2015 GSA Annual Meeting in Baltimore, Maryland, USA (1-4 November 2015)

Paper No. 125-6
Presentation Time: 9:00 AM-6:30 PM


GOSWAMI, Pritha1, PAUL, Shubhabrata2, BARDHAN, Subhendu1, DAS, Shiladri S.3, MALLICK, Sumanta4 and BURAGOHAIN, Dipankar5, (1)Department of Geological Sciences, Jadavpur University, Raja S C Mullik Rd, Kolkata, 700032, India, (2)Department of Applied Geology, Indian School of Mines, Department of Applied Geology, Indian School of Mines, Dhanbad 826004, India, Dhanbad, 826004, India, (3)Geological Studies Unit, Indian Statistical Institute, Indian Statistical Institute, Geological Studies Unit, 203 Barrackpore Trunk Road, Kolkata, 700108, India, (4)Department of Geology, Triveni Devi Bhalotia College, Department of Geology, Triveni Devi Bhalotia College, Raniganj – 713347, India, Raniganj, 713347, India, (5)Department of Geological Sciences, Jadavpur University, Department of Geological Sciences, Jadavpur University. Kolkata – 700032, India, Kolkata, 700032, India, shiladri@gmail.com

The lower Miocene molluscan assemblages of Kutch, India are known for long. Previous studies suggested that gastropod diversity increased within the lower Miocene. However, a number of studies showed that species richness is dependent on sample volume or specimen number. In other words, the previously reported increase in gastropod species richness through the lower Miocene may be due to small-sized samples and non-standardised analytical protocol.

We, here, present a new dataset involving a total of more than 16,000 specimens collected from the Khari Nadi and Chhasra formations, which are equivalent to the Aquitanian and Burdigalian ages. To test the hypothesis of increase in diversity in the lower Miocene, we collected bulk samples that provide relative abundance distribution of species.

The revised systematic analysis reveals the presence of 72 species, covering both the Aquitanian and Burdigalian ages. Contrary to previous reports, our dataset suggests that gastropod species richness decreased from 59 in the Aquitanian to 39 in the Burdigalian time. This pattern also holds true for the genus-level diversity trend. We used individual-based rarefaction method to standardise our samples, which enables us to compare diversity of two time planes at a specific specimen number. Our rarefied curves, at a standardized cut off of 1648 gastropod specimens, also suggest that gastropod diversity of Kutch rather declined statistically significantly from the Aquitanian (35 species) to the Burdigalian (19 species) time. This decline is evident even when we include broken but identifiable specimens of bulk and random surface collections.

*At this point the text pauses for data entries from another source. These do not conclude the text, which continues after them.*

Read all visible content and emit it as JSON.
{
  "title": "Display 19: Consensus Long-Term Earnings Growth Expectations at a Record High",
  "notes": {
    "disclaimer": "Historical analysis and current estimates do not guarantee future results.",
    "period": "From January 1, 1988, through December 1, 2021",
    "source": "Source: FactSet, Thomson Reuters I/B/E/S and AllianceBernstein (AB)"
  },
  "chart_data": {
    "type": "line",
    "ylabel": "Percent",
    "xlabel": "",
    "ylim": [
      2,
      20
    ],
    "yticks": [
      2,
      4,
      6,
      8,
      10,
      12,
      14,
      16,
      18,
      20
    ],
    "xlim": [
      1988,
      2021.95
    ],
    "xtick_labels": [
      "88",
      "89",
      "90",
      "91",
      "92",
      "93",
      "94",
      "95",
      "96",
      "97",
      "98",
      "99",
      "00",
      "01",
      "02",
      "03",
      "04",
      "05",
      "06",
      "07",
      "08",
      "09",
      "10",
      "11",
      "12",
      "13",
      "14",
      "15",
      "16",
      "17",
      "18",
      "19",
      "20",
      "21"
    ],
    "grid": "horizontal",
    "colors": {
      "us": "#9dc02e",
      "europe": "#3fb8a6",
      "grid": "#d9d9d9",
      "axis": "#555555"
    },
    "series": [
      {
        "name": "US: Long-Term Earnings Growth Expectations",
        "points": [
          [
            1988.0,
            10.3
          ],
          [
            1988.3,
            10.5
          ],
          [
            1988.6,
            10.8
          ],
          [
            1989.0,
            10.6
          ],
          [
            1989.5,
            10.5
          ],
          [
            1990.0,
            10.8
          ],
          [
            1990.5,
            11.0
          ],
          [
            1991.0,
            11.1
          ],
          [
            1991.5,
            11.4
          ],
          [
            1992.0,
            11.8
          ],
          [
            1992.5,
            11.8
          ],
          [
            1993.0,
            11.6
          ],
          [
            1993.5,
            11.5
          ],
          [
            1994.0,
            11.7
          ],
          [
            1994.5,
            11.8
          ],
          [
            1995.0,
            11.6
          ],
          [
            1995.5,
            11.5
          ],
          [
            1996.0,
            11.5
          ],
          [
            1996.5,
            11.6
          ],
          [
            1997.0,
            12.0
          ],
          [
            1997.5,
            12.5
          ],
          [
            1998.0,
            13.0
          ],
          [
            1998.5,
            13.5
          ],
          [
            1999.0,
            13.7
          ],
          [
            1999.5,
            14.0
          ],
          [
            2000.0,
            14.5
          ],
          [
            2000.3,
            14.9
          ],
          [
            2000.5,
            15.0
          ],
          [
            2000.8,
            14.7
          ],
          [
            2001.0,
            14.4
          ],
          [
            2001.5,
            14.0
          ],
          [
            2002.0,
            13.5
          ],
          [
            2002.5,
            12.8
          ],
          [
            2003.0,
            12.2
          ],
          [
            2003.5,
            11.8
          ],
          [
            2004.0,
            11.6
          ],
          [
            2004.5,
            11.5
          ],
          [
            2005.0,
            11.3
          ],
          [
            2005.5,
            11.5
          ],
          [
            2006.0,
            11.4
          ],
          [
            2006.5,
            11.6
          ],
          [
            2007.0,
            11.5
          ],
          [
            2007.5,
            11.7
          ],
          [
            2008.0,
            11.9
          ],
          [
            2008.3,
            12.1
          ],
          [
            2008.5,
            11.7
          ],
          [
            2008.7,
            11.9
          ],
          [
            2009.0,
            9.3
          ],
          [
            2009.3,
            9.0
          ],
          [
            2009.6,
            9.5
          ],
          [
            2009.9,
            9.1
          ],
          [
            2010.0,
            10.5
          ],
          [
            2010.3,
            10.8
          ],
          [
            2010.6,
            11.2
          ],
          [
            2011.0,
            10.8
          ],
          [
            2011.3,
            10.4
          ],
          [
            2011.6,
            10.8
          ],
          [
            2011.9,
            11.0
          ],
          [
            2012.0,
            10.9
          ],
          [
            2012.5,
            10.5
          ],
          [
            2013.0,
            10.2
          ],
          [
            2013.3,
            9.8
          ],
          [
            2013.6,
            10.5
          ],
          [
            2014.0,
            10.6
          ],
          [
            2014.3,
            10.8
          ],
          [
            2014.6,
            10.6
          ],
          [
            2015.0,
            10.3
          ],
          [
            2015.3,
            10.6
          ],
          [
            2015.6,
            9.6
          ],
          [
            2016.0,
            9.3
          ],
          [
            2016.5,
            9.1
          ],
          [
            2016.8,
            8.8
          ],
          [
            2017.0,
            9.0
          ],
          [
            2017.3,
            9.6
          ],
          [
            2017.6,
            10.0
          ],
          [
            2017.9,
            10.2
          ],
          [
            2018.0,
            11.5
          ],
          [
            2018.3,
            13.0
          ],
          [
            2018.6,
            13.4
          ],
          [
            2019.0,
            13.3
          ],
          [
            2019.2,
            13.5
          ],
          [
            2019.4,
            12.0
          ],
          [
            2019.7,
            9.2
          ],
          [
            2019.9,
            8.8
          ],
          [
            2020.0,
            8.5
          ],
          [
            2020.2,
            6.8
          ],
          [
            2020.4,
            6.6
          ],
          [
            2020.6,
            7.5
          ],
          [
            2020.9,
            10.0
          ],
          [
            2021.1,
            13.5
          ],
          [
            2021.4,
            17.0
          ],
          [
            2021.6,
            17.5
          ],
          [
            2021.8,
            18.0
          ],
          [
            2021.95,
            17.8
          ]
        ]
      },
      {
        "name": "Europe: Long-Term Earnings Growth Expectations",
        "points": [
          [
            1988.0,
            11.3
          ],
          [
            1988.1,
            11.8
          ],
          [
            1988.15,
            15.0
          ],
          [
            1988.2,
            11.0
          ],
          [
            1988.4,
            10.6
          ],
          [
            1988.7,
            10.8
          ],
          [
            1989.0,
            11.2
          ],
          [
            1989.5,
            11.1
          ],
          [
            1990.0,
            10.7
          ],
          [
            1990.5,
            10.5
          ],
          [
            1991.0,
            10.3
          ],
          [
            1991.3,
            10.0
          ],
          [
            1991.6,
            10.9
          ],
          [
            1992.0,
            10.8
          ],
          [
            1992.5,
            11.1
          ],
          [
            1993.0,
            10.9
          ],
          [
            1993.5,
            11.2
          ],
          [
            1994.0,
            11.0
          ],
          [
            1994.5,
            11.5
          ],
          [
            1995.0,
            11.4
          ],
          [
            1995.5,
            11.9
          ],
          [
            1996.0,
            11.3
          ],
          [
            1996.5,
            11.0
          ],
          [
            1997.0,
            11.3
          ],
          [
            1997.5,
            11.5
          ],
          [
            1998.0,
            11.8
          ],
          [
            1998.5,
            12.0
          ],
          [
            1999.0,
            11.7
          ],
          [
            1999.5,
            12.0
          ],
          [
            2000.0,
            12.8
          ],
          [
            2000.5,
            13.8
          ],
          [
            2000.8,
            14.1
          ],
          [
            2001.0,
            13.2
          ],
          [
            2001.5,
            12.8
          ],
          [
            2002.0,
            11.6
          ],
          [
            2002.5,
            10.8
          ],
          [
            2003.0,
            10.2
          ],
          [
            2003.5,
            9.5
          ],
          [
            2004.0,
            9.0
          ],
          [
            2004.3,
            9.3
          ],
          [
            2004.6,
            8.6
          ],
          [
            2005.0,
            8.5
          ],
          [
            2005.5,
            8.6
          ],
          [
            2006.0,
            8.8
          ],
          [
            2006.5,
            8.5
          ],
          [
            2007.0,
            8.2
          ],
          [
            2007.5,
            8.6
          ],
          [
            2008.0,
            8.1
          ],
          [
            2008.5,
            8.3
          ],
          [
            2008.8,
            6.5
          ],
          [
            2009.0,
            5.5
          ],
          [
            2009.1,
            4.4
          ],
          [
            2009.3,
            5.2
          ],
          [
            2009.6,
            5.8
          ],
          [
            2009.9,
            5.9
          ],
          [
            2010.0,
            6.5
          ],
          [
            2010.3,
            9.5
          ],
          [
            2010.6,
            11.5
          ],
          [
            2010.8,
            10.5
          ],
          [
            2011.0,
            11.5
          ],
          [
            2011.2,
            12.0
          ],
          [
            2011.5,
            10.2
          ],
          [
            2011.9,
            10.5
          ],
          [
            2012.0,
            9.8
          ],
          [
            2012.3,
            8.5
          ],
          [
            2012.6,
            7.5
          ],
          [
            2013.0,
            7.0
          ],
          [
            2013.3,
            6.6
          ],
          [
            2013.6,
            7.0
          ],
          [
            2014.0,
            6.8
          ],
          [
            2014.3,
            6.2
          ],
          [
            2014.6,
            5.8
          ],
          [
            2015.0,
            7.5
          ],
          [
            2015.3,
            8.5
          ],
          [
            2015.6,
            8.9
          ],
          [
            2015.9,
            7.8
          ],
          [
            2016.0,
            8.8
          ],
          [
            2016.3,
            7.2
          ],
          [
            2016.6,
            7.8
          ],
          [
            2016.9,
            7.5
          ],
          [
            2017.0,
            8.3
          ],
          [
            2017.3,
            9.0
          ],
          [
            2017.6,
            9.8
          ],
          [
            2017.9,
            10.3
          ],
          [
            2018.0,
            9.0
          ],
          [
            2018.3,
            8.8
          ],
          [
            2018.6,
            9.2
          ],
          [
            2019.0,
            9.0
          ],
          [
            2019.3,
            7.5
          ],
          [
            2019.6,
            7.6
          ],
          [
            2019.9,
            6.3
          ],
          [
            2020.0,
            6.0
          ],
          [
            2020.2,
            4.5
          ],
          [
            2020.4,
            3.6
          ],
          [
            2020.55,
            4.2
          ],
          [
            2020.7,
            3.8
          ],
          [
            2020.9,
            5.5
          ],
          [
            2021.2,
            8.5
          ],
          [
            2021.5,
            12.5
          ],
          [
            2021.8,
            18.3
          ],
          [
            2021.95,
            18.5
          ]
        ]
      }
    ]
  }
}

We conclude that the lower Miocene of Kutch experienced a decline in gastropod diversity at both genus and species levels. We believe that previous studies may be confounded with imprecise stratigraphic framework and sampling constraints. Present study employs a standardized sampling regime and provides the faithful picture of gastropod diversity in the lower Miocene of Kutch. In future, the causal factors for the diversity decline will be explored.